In California, a person who was injured on someone else’s property – whether the property was owned/managed by a business, an apartment complex, a private homeowner, etc., may be entitled to financial compensation for their damages.
California Civil Code § 1714(a) provides in part:
“[e]veryone is responsible, not only for the result of his or her willful acts, but also for an injury occasioned to another by his or her want of ordinary care or skill in the management of his or her property or person, except so far as the latter has, willfully or by want of ordinary care, brought the injury upon himself or herself.”
A plaintiff must establish that he or she was harmed because of the way you managed the property. To establish this claim, a plaintiff must prove all of the following:
- That you owned/leased/occupied/controlled the property;
- That you were negligent in the use or maintenance of the property;
- That plaintiff was harmed;
- That your negligence was a substantial factor in causing plaintiff’s harm.
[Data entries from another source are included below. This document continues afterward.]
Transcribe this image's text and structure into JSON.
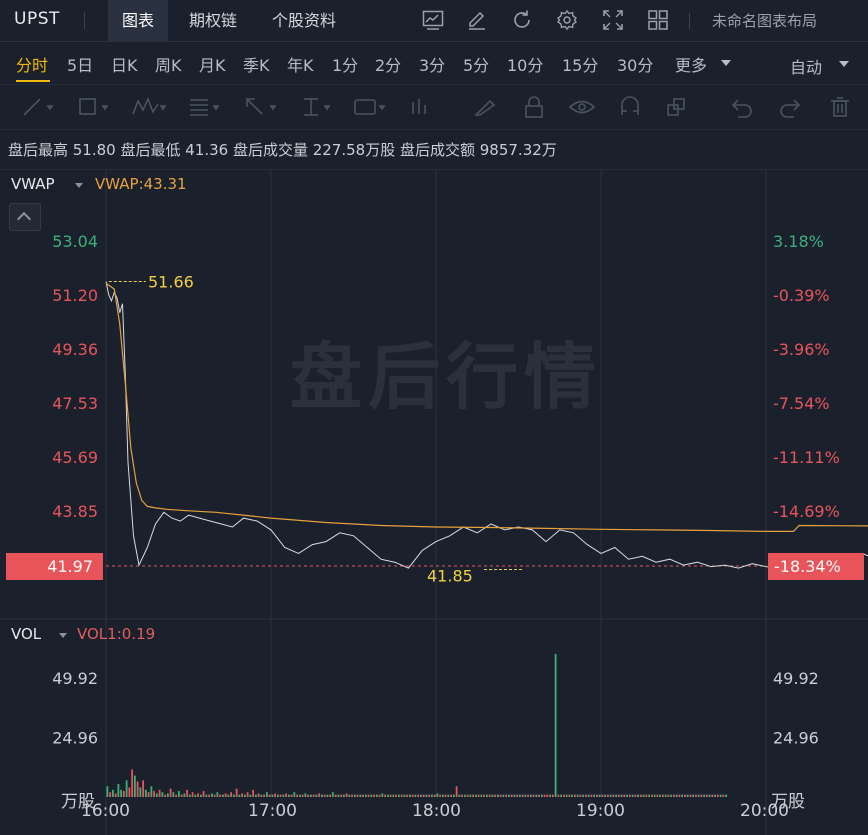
{
  "header": {
    "ticker": "UPST",
    "tabs": [
      "图表",
      "期权链",
      "个股资料"
    ],
    "layout_name": "未命名图表布局"
  },
  "periods": [
    "分时",
    "5日",
    "日K",
    "周K",
    "月K",
    "季K",
    "年K",
    "1分",
    "2分",
    "3分",
    "5分",
    "10分",
    "15分",
    "30分",
    "更多"
  ],
  "active_period": "分时",
  "auto_label": "自动",
  "toolbar_icons": [
    "trendline-icon",
    "rectangle-icon",
    "pattern-icon",
    "fib-icon",
    "arrow-icon",
    "text-cursor-icon",
    "text-label-icon",
    "bars-icon",
    "brush-icon",
    "lock-icon",
    "eye-icon",
    "magnet-icon",
    "layers-icon",
    "undo-icon",
    "redo-icon",
    "trash-icon"
  ],
  "stats": "盘后最高 51.80 盘后最低 41.36 盘后成交量 227.58万股 盘后成交额 9857.32万",
  "watermark": "盘后行情",
  "colors": {
    "up": "#3bb07a",
    "down": "#e9545a",
    "vwap": "#e8a13b",
    "price_line": "#d7dbe1"
  },
  "chart_data": [
    {
      "type": "line",
      "indicator": "VWAP",
      "indicator_value": "VWAP:43.31",
      "y_ticks_left": [
        "53.04",
        "51.20",
        "49.36",
        "47.53",
        "45.69",
        "43.85",
        "41.97"
      ],
      "y_ticks_right": [
        "3.18%",
        "-0.39%",
        "-3.96%",
        "-7.54%",
        "-11.11%",
        "-14.69%",
        "-18.34%"
      ],
      "ylim": [
        40.0,
        54.5
      ],
      "current_price": "41.97",
      "current_change": "-18.34%",
      "high_label": "51.66",
      "low_label": "41.85",
      "high_value": 51.66,
      "low_value": 41.85,
      "x_ticks": [
        "16:00",
        "17:00",
        "18:00",
        "19:00",
        "20:00"
      ],
      "series": [
        {
          "x": [
            0,
            1,
            2,
            3,
            4,
            5,
            6,
            7,
            8,
            10,
            12,
            15,
            18,
            21,
            24,
            27,
            30,
            34,
            38,
            42,
            46,
            50,
            55,
            60,
            65,
            70,
            75,
            80,
            85,
            90,
            95,
            100,
            105,
            110,
            115,
            120,
            125,
            130,
            135,
            140,
            145,
            150,
            155,
            160,
            165,
            170,
            175,
            180,
            185,
            190,
            195,
            200,
            205,
            210,
            215,
            220,
            225,
            230,
            235,
            240,
            245,
            250,
            255,
            260,
            265,
            270,
            275,
            280,
            285,
            290,
            295,
            300,
            305,
            310,
            315,
            320,
            325,
            330,
            335,
            340,
            345,
            350,
            355,
            360,
            365,
            370,
            375,
            380,
            385,
            390,
            395,
            400,
            405,
            410,
            415,
            420,
            425,
            430,
            435,
            440,
            445,
            450,
            455
          ],
          "values": [
            51.66,
            51.2,
            51.0,
            51.3,
            51.1,
            50.6,
            50.9,
            48.5,
            45.5,
            43.0,
            42.0,
            42.6,
            43.4,
            43.8,
            43.6,
            43.5,
            43.7,
            43.6,
            43.5,
            43.4,
            43.3,
            43.6,
            43.5,
            43.2,
            42.6,
            42.4,
            42.7,
            42.8,
            43.1,
            43.0,
            42.6,
            42.2,
            42.1,
            41.9,
            42.5,
            42.8,
            43.0,
            43.3,
            43.1,
            43.4,
            43.2,
            43.3,
            43.2,
            42.8,
            43.2,
            43.1,
            42.7,
            42.4,
            42.6,
            42.2,
            42.3,
            42.1,
            42.2,
            42.0,
            42.1,
            41.95,
            42.0,
            41.9,
            42.05,
            41.95,
            41.9,
            41.95,
            41.9,
            41.88,
            41.85,
            41.9,
            42.4,
            42.2,
            42.0,
            42.1,
            41.95,
            41.9,
            41.88,
            41.9,
            42.0,
            42.1,
            41.95,
            42.0,
            42.15,
            42.0,
            41.95,
            42.0,
            42.05,
            42.2,
            42.3,
            42.25,
            42.2,
            42.25,
            42.2,
            42.15,
            42.1,
            42.05,
            42.0,
            41.97,
            41.95,
            41.97,
            41.96,
            41.97,
            41.97,
            41.97,
            41.97,
            41.97,
            41.97
          ],
          "name": ""
        },
        {
          "x": [
            0,
            3,
            5,
            7,
            9,
            11,
            13,
            15,
            18,
            22,
            30,
            40,
            60,
            80,
            100,
            120,
            140,
            160,
            180,
            200,
            220,
            240,
            250,
            252,
            270,
            300,
            330,
            360,
            390,
            420,
            455
          ],
          "values": [
            51.6,
            51.4,
            50.2,
            48.2,
            46.0,
            44.8,
            44.2,
            44.0,
            43.95,
            43.9,
            43.85,
            43.8,
            43.6,
            43.45,
            43.35,
            43.3,
            43.28,
            43.25,
            43.22,
            43.2,
            43.18,
            43.15,
            43.15,
            43.35,
            43.34,
            43.33,
            43.32,
            43.31,
            43.31,
            43.31,
            43.31
          ],
          "name": "VWAP"
        }
      ]
    },
    {
      "type": "bar",
      "indicator": "VOL",
      "indicator_value": "VOL1:0.19",
      "y_ticks_left": [
        "49.92",
        "24.96"
      ],
      "y_ticks_right": [
        "49.92",
        "24.96"
      ],
      "unit": "万股",
      "ylim": [
        0,
        62
      ],
      "x": [
        1,
        3,
        5,
        7,
        9,
        11,
        13,
        15,
        17,
        19,
        21,
        23,
        25,
        27,
        29,
        31,
        33,
        35,
        37,
        39,
        41,
        43,
        45,
        47,
        49,
        51,
        53,
        55,
        57,
        59,
        61,
        63,
        65,
        67,
        69,
        71,
        73,
        75,
        77,
        79,
        81,
        83,
        85,
        87,
        89,
        91,
        93,
        95,
        97,
        99,
        101,
        103,
        105,
        107,
        109,
        111,
        113,
        115,
        117,
        119,
        121,
        123,
        125,
        127,
        129,
        131,
        133,
        135,
        137,
        139,
        141,
        143,
        145,
        147,
        149,
        151,
        153,
        155,
        157,
        159,
        161,
        163,
        165,
        167,
        169,
        171,
        173,
        175,
        177,
        179,
        181,
        183,
        185,
        187,
        189,
        191,
        193,
        195,
        197,
        199,
        201,
        203,
        205,
        207,
        209,
        211,
        213,
        215,
        217,
        219,
        221,
        223,
        225,
        227,
        229,
        231,
        233,
        235,
        237,
        239,
        241,
        243,
        245,
        247,
        249,
        251,
        253,
        255,
        257,
        259,
        261,
        263,
        265,
        267,
        269,
        271,
        273,
        275,
        277,
        279,
        281,
        283,
        285,
        287,
        289,
        291,
        293,
        295,
        297,
        299,
        301,
        303,
        305,
        307,
        309,
        311,
        313,
        315,
        317,
        319,
        321,
        323,
        325,
        327,
        329,
        331,
        333,
        335,
        337,
        339,
        341,
        343,
        345,
        347,
        349,
        351,
        353,
        355,
        357,
        359,
        361,
        363,
        365,
        367,
        369,
        371,
        373,
        375,
        377,
        379,
        381,
        383,
        385,
        387,
        389,
        391,
        393,
        395,
        397,
        399,
        401,
        403,
        405,
        407,
        409,
        411,
        413,
        415,
        417,
        419,
        421,
        423,
        425,
        427,
        429,
        431,
        433,
        435,
        437,
        439,
        441,
        443,
        445,
        447,
        449,
        451
      ],
      "values": [
        4.5,
        2.0,
        3.0,
        1.5,
        5.5,
        3.0,
        2.5,
        7.0,
        4.0,
        11.5,
        9.0,
        6.5,
        4.0,
        7.0,
        3.0,
        2.0,
        4.5,
        2.5,
        1.5,
        3.0,
        2.0,
        1.0,
        1.5,
        3.5,
        2.0,
        1.0,
        2.5,
        1.0,
        1.5,
        3.0,
        1.0,
        2.0,
        1.0,
        1.5,
        1.0,
        2.5,
        1.0,
        1.0,
        1.5,
        1.0,
        2.0,
        1.0,
        1.0,
        1.5,
        1.0,
        2.0,
        1.0,
        3.5,
        1.0,
        1.5,
        1.0,
        2.0,
        1.0,
        3.0,
        1.0,
        1.5,
        1.0,
        1.0,
        2.0,
        1.0,
        1.0,
        1.5,
        1.0,
        1.0,
        1.0,
        1.5,
        1.0,
        1.0,
        2.0,
        1.0,
        1.0,
        1.0,
        1.5,
        1.0,
        1.0,
        1.0,
        1.0,
        1.5,
        1.0,
        1.0,
        1.0,
        1.0,
        2.0,
        1.0,
        1.0,
        1.0,
        1.0,
        1.5,
        1.0,
        1.0,
        1.0,
        1.0,
        1.0,
        1.0,
        1.0,
        1.0,
        1.0,
        1.0,
        1.0,
        1.0,
        1.5,
        1.0,
        1.0,
        1.0,
        1.0,
        1.0,
        1.0,
        1.0,
        1.0,
        1.0,
        1.0,
        1.0,
        1.0,
        1.0,
        1.0,
        1.0,
        1.0,
        1.0,
        1.0,
        1.0,
        1.5,
        1.0,
        1.0,
        1.0,
        1.0,
        1.0,
        1.0,
        4.5,
        1.0,
        1.0,
        1.0,
        1.0,
        1.0,
        1.0,
        1.0,
        1.0,
        1.0,
        1.0,
        1.0,
        1.0,
        1.0,
        1.0,
        1.0,
        1.0,
        1.0,
        1.0,
        1.0,
        1.0,
        1.0,
        1.0,
        1.0,
        1.0,
        1.0,
        1.0,
        1.0,
        1.0,
        1.0,
        1.0,
        1.0,
        1.0,
        1.0,
        1.0,
        1.0,
        60.0,
        1.0,
        1.0,
        1.0,
        1.0,
        1.0,
        1.0,
        1.0,
        1.0,
        1.0,
        1.0,
        1.0,
        1.0,
        1.0,
        1.0,
        1.0,
        1.0,
        1.0,
        1.0,
        1.0,
        1.0,
        1.0,
        1.0,
        1.0,
        1.0,
        1.0,
        1.0,
        1.0,
        1.0,
        1.0,
        1.0,
        1.0,
        1.0,
        1.0,
        1.0,
        1.0,
        1.0,
        1.0,
        1.0,
        1.0,
        1.0,
        1.0,
        1.0,
        1.0,
        1.0,
        1.0,
        1.0,
        1.0,
        1.0,
        1.0,
        1.0,
        1.0,
        1.0,
        1.0,
        1.0,
        1.0,
        1.0,
        1.0,
        1.0,
        1.0,
        1.0,
        1.0,
        1.0
      ],
      "up": [
        true,
        false,
        true,
        false,
        true,
        true,
        false,
        true,
        false,
        false,
        true,
        false,
        true,
        false,
        true,
        false,
        true,
        false,
        true,
        false,
        true,
        false,
        true,
        false,
        true,
        false,
        true,
        false,
        true,
        false,
        true,
        false,
        true,
        false,
        true,
        false,
        true,
        false,
        true,
        false,
        true,
        false,
        true,
        false,
        true,
        false,
        true,
        false,
        true,
        false,
        true,
        false,
        true,
        false,
        true,
        false,
        true,
        false,
        true,
        false,
        true,
        false,
        true,
        false,
        true,
        false,
        true,
        false,
        true,
        false,
        true,
        false,
        true,
        false,
        true,
        false,
        true,
        false,
        true,
        false,
        true,
        false,
        true,
        false,
        true,
        false,
        true,
        false,
        true,
        false,
        true,
        false,
        true,
        false,
        true,
        false,
        true,
        false,
        true,
        false,
        true,
        false,
        true,
        false,
        true,
        false,
        true,
        false,
        true,
        false,
        true,
        false,
        true,
        false,
        true,
        false,
        true,
        false,
        true,
        false,
        true,
        false,
        true,
        false,
        true,
        false,
        true,
        false,
        true,
        false,
        true,
        false,
        true,
        false,
        true,
        false,
        true,
        false,
        true,
        false,
        true,
        false,
        true,
        false,
        true,
        false,
        true,
        false,
        true,
        false,
        true,
        false,
        true,
        false,
        true,
        false,
        true,
        false,
        true,
        false,
        false,
        true,
        false,
        true,
        false,
        true,
        false,
        true,
        false,
        true,
        false,
        true,
        false,
        true,
        false,
        true,
        false,
        true,
        false,
        true,
        false,
        true,
        false,
        true,
        false,
        true,
        false,
        true,
        false,
        true,
        false,
        true,
        false,
        true,
        false,
        true,
        false,
        true,
        false,
        true,
        false,
        true,
        false,
        true,
        false,
        true,
        false,
        true,
        false,
        true,
        false,
        true,
        false,
        true,
        false,
        true,
        false,
        true,
        false,
        true,
        false,
        true,
        false,
        true,
        false,
        true
      ]
    }
  ]
}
In determining whether you used reasonable care, a trier of fact may consider, among other factors, the following:
- The location of the property;
- The likelihood that someone would come on to the property in the same manner as Plaintiff did;
- The likelihood of harm;
- The probable seriousness of such harm;
- Whether you knew or should have known of the condition that created the risk of harm;
- The difficulty of protecting against the risk of such harm; and
- The extent of your control over the condition that created the risk of harm.
If you would like to learn more about premises liability in California, please contact experienced attorneys at Webb Law Group.
- Multiple settlements for nominal amounts on behalf of Defendants for premise liability lawsuits.
Frequently Asked Questions
California no longer categorizes duty based whether the injured party is a trespasser, invitee, or licensee. However, these categories come into consideration in evaluating whether a landowner acted reasonably in light of the circumstances. As stated in Beauchamp v. Los Gatos Golf Course (1969) 273 Cal.App.2d 20, 25 [77 Cal.Rptr. 914], factors to consider are:
- whether a possessor of the premises has acted as a reasonable man toward a plaintiff,
- probability of injury,
- the circumstances under which the trespasser came upon defendant’s land,
- the probability of exposure of plaintiff and others of his class to the risk of injury,
- as well as whether the condition itself presented an unreasonable risk of harm, in view of the foreseeable use of the property.